The Shuttle Amateur Radio Experiment (SAREX-II) demonstrated the feasibility of amateur short-wave radio contacts between the shuttle and ground-based amateur radio operators. SAREX also served as an educational opportunity for schools around the world to learn about space by speaking directly to astronauts aboard the shuttle via ham radio.
The EarthKAM payload conducted Earth observations using the Electronic Still Camera (ESC) installed in the overhead starboard window of the Aft Flight Deck.

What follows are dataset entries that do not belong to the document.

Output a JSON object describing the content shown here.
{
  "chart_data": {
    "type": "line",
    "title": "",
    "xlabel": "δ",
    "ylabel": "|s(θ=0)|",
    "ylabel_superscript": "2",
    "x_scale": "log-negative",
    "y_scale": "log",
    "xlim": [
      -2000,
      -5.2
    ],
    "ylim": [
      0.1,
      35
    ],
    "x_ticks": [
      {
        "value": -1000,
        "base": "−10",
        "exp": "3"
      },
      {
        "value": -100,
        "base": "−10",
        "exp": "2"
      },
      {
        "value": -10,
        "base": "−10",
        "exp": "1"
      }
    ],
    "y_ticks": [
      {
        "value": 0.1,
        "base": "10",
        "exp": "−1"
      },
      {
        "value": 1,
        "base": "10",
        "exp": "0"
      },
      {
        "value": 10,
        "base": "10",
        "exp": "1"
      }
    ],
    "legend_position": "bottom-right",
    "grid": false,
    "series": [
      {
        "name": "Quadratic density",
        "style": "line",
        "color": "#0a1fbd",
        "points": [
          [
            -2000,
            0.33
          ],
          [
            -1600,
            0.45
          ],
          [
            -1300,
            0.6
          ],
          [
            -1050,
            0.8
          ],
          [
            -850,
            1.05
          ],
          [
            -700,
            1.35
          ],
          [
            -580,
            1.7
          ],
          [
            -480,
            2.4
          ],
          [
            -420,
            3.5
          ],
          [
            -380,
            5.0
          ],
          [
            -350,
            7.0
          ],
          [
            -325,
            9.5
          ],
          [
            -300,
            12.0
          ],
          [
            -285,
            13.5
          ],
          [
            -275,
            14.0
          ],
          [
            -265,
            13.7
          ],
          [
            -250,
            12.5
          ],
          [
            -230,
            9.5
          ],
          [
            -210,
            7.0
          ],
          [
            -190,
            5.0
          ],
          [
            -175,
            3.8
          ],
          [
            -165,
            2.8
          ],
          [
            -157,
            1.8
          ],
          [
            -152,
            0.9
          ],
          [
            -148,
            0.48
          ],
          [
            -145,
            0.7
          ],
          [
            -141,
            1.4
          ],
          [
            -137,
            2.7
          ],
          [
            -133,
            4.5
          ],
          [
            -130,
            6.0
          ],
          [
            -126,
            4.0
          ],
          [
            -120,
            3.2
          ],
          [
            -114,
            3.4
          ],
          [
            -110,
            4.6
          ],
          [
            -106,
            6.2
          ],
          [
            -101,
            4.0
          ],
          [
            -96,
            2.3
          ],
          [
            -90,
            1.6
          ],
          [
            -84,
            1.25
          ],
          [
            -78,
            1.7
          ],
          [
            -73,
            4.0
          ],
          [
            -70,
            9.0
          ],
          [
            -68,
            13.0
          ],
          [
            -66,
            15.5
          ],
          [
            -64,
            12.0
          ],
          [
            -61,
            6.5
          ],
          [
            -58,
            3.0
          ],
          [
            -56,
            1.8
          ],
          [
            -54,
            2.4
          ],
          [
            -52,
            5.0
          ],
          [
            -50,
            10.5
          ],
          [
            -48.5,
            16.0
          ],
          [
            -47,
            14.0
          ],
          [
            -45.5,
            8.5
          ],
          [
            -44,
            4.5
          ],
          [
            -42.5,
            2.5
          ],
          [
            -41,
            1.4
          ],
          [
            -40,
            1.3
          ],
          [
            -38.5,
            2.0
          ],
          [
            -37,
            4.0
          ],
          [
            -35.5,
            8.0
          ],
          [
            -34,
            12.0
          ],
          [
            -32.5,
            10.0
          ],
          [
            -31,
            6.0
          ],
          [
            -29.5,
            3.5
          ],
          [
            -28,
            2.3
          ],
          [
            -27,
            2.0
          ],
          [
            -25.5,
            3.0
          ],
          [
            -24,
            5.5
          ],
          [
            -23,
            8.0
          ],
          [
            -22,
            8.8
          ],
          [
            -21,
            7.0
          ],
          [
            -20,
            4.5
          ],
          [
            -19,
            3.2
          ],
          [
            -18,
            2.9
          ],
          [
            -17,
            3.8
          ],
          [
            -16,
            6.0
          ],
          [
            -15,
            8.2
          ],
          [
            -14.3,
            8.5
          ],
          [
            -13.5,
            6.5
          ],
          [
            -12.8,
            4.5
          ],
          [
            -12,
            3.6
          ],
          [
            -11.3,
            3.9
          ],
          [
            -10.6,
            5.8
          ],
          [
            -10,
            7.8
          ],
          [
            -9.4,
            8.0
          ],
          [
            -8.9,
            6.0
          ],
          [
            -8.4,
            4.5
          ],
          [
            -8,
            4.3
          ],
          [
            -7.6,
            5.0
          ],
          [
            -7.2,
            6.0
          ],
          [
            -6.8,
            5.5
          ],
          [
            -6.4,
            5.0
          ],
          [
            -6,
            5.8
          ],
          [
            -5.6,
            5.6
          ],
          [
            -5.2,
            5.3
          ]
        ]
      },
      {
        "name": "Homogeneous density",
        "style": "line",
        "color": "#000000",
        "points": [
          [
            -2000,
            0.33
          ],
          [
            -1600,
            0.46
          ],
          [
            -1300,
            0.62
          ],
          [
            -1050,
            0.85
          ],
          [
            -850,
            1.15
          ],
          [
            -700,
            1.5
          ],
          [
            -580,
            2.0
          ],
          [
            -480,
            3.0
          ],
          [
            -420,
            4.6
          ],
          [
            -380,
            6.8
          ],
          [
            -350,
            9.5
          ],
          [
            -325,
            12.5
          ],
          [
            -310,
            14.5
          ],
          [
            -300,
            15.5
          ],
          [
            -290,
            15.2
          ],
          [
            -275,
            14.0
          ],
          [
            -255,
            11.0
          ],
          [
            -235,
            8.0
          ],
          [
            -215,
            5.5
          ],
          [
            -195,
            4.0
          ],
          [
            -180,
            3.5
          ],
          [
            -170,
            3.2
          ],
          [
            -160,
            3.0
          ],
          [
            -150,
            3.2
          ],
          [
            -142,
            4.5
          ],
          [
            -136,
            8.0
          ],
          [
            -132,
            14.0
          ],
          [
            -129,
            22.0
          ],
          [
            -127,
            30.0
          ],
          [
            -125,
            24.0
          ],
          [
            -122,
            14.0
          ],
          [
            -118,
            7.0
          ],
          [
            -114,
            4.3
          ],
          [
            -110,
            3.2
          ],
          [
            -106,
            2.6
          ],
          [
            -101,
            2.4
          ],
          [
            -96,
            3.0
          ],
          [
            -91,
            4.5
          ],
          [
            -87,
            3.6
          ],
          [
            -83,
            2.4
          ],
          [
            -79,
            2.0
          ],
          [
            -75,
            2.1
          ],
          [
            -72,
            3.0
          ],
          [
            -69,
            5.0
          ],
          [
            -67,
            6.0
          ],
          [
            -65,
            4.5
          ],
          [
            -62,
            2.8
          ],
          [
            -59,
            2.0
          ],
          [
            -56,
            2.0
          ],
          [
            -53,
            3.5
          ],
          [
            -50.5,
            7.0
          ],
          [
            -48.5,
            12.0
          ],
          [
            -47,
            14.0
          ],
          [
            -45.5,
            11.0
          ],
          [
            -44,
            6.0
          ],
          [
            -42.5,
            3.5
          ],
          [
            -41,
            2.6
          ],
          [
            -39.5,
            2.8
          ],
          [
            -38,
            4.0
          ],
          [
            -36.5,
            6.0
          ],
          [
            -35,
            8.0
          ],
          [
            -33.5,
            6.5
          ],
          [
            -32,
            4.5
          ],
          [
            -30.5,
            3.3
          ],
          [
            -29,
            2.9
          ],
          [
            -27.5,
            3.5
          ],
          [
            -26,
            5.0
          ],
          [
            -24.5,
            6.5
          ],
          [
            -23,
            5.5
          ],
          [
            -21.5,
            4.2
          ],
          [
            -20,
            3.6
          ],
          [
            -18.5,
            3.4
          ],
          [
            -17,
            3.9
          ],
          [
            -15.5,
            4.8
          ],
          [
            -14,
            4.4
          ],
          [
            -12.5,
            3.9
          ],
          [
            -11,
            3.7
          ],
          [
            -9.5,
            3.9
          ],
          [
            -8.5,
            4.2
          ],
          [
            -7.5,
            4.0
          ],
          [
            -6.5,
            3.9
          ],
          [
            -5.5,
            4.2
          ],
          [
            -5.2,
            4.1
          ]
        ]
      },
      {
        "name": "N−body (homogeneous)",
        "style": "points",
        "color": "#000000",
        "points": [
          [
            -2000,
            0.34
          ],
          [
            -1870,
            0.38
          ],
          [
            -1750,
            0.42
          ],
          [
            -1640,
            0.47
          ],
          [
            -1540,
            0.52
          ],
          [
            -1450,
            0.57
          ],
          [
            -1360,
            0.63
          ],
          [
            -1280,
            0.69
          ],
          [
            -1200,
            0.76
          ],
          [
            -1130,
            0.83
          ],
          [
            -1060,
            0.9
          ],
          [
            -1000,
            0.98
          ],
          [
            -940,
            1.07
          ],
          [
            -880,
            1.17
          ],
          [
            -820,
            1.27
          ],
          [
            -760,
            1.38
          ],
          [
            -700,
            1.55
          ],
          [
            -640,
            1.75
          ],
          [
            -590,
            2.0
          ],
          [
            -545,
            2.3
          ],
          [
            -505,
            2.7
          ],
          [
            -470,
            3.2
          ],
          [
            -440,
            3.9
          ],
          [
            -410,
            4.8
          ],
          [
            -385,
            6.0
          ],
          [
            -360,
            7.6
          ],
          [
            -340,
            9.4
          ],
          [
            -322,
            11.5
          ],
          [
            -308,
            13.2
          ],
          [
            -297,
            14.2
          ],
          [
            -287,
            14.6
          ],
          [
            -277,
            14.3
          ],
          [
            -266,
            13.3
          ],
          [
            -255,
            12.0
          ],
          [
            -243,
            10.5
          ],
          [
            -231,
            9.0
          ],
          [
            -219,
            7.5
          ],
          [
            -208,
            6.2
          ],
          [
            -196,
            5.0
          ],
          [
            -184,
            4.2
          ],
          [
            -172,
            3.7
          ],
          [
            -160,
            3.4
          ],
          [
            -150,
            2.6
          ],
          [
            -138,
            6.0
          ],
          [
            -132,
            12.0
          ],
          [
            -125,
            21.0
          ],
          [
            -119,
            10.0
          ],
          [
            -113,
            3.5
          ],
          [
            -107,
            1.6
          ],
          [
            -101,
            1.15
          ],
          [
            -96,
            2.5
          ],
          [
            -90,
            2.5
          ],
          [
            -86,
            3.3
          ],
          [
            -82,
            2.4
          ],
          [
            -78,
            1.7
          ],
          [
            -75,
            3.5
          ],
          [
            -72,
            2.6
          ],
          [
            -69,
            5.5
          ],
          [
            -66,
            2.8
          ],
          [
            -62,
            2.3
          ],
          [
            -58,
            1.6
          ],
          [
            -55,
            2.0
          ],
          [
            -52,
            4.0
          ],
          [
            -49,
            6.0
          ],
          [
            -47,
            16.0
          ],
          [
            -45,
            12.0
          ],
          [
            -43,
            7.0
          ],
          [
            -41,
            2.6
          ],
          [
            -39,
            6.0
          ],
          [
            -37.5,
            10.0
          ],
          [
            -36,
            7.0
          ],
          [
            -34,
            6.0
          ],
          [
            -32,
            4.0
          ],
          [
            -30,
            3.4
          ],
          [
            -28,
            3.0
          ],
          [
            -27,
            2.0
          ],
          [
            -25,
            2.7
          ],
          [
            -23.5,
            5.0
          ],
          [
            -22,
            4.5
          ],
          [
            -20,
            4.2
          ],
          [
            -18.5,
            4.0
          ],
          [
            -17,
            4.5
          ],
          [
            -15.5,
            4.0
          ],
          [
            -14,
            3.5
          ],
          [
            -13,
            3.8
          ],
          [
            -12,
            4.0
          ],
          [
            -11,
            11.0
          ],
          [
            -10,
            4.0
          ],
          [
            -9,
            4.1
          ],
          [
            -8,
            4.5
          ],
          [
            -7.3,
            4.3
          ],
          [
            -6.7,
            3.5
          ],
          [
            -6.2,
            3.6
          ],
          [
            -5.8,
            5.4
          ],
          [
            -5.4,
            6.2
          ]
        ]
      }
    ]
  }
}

The Plant Growth Investigations in Microgravity (PGIM) payload experiment used plants to monitor the space flight environment for stressful conditions that affect plant growth. Because plants cannot move away from stressful conditions, they have developed mechanisms that monitor their environment and direct effective physiological responses to harmful conditions.
The Commercial Generic Bioprocessing Apparatus (CGBA) payload hardware allows for sample processing and stowage functions. The Generic Bioprocessing Apparatus - Isothermal Containment Module (GBA-ICM) is temperature controlled to maintain a preset temperature environment, controls the activation and termination of the experiment samples, and provides an interface for crew interaction, control and data transfer.
The Micro-Electrical Mechanical System (MEMS) payload examines the performance, under launch, microgravity, and reentry conditions of a suite of MEMS devices. These devices include accelerometers, gyroscopes, and environmental and chemical sensors. The MEMS payload is self-contained and requires activation and deactivation only.
The Biological Research in Canisters (BRIC) payload was designed to investigate the effects of space flight on small arthropod animals and plant specimens. The flight crew was available at regular intervals to monitor and control payload/experiment operations.
Columbia's landing at Kennedy Space Center marked the 12th night landing in the Shuttle program's history. Five have been at Edwards Air Force Base in California and the rest have been at KSC. There have been 19 consecutive landings at KSC and 25 of the last 26 have been there.